What Is Your Shin Muscle Called? The Tibialis Anterior

The main muscle running along the front of your shin is called the tibialis anterior. It sits right alongside the outer edge of your shinbone (tibia) and is the strongest muscle responsible for pulling your foot upward. You can feel it contract by placing your hand on the front of your lower leg and lifting your toes off the ground.

What the Tibialis Anterior Does

The tibialis anterior originates from the outer surface of your tibia and runs down to attach at the inside of your foot, connecting to a small bone in the arch and the base of your big toe’s long bone. This positioning gives it two jobs: dorsiflexion (pulling your foot up toward your shin) and inversion (tilting the sole of your foot inward).

You use this muscle constantly without thinking about it. Every step you take, the tibialis anterior lifts your foot so your toes clear the ground during the swing phase of walking. It also controls how quickly your foot lowers after your heel strikes the ground, acting as a brake so you don’t slap your foot down. Try walking slowly and you’ll notice the front of your shin working with each step.

Other Muscles in the Shin Area

The tibialis anterior is the biggest and most prominent shin muscle, but it’s not alone. The front compartment of your lower leg contains four muscles total: the tibialis anterior, the extensor digitorum longus (which extends your four smaller toes), the extensor hallucis longus (which extends your big toe), and the peroneus tertius (a smaller muscle that helps lift and evert your foot). All four muscles work together to dorsiflex the ankle, and all four are controlled by the same nerve, called the deep peroneal nerve.

When that nerve is damaged, for example from a fracture or prolonged compression, the result is “foot drop,” where you lose the ability to lift your foot properly. Up to 19% of patients experience some nerve dysfunction in this area following certain surgical repairs of shinbone fractures.
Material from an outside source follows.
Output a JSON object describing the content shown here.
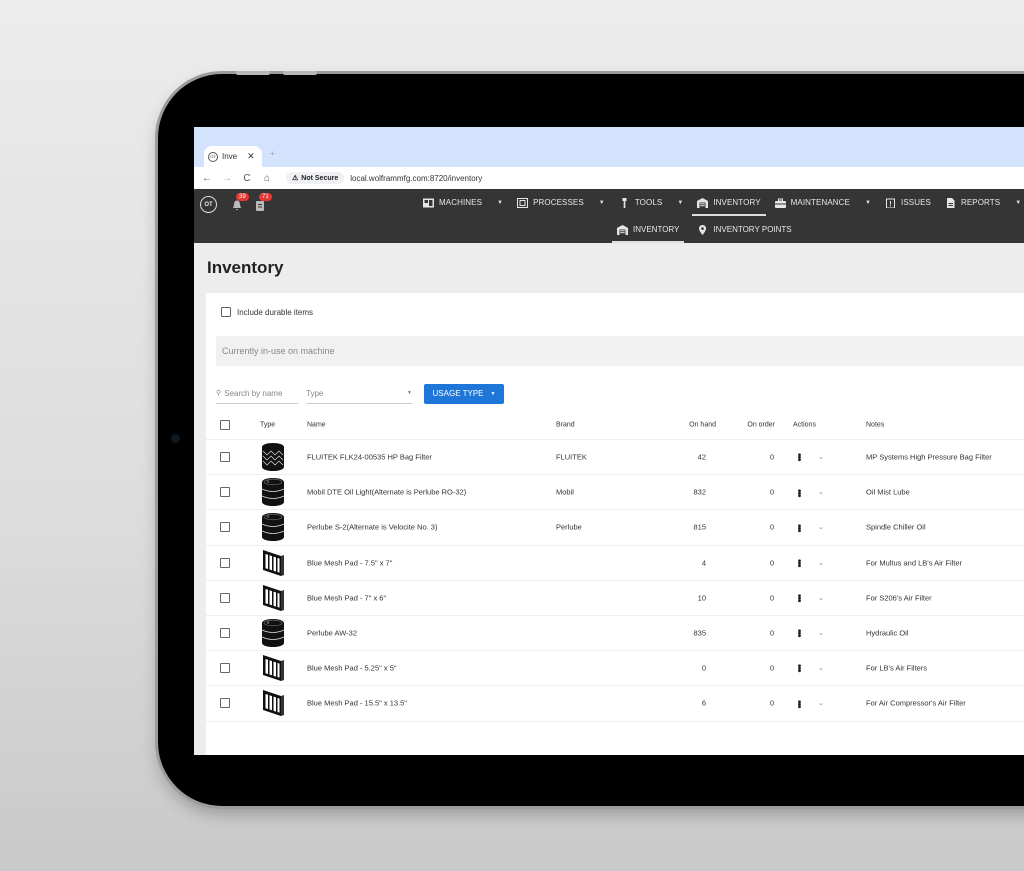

Why Your Shins Hurt During Exercise

Shin pain is one of the most common complaints among runners and athletes, and it almost always involves the tibialis anterior or the tissues surrounding it. The most frequent culprit is medial tibial stress syndrome, commonly known as shin splints. This is an overuse injury caused by inflammation where the muscles of the lower leg meet the bone, triggered by repetitive impact from running or jumping. It affects between 13.6% and 20% of runners, and the rate climbs as high as 35% in military personnel undergoing intensive training.

Shin splints typically cause a diffuse, aching pain along the inner edge of the shinbone that worsens during activity and eases with rest. This is different from a stress fracture, which produces a more focused, pinpoint pain that doesn’t fully resolve between workouts. If your shin pain is widespread and tied to activity levels, it’s likely shin splints. If it’s sharp and localized, a stress fracture is worth investigating.

Compartment Syndrome

A less common but more serious condition is exertional compartment syndrome. The four shin muscles sit inside a tight sleeve of connective tissue. During intense exercise, the muscles swell with blood flow, and if the pressure inside that sleeve rises too high, it restricts circulation and compresses nerves. The hallmark symptom is a tight, squeezing pain in the front of the shin that begins predictably during exercise and fades within minutes of stopping. Diagnosis requires pressure measurements taken at rest, one minute after exercise, and five minutes after exercise to confirm that internal pressures exceed normal thresholds.

How to Strengthen Your Shin Muscles

Weak shin muscles contribute to foot slap during walking, shin splints during running, and instability at the ankle. Strengthening the tibialis anterior is straightforward and requires no equipment.

  • Seated toe raises: Sit with your feet flat on the floor. Lift the front of your foot as high as you can while keeping your heel down. Hold for a few seconds, then lower. Aim for 10 to 15 repetitions, three sets total.
  • Heel walks: Walk across a room on your heels with your toes lifted off the ground. This forces the tibialis anterior to hold a sustained contraction under your body weight.
  • Kneeling stretch: Kneel with the tops of your feet flat on the floor and gently sit back onto your heels. You’ll feel a stretch running from your ankle to the front of your shin. Hold for 30 seconds and repeat three times.
  • Standing stretch: Stand and place the top of one foot on the floor behind you, pressing gently to stretch the front of the ankle. Hold for 30 seconds, then switch sides. Complete three sets per leg.

Combining strengthening exercises with stretches keeps the tibialis anterior both strong and flexible. For runners or anyone returning from shin splints, adding two to three sessions per week of targeted shin work can reduce the likelihood of recurrence and improve the ankle’s ability to absorb impact during activity.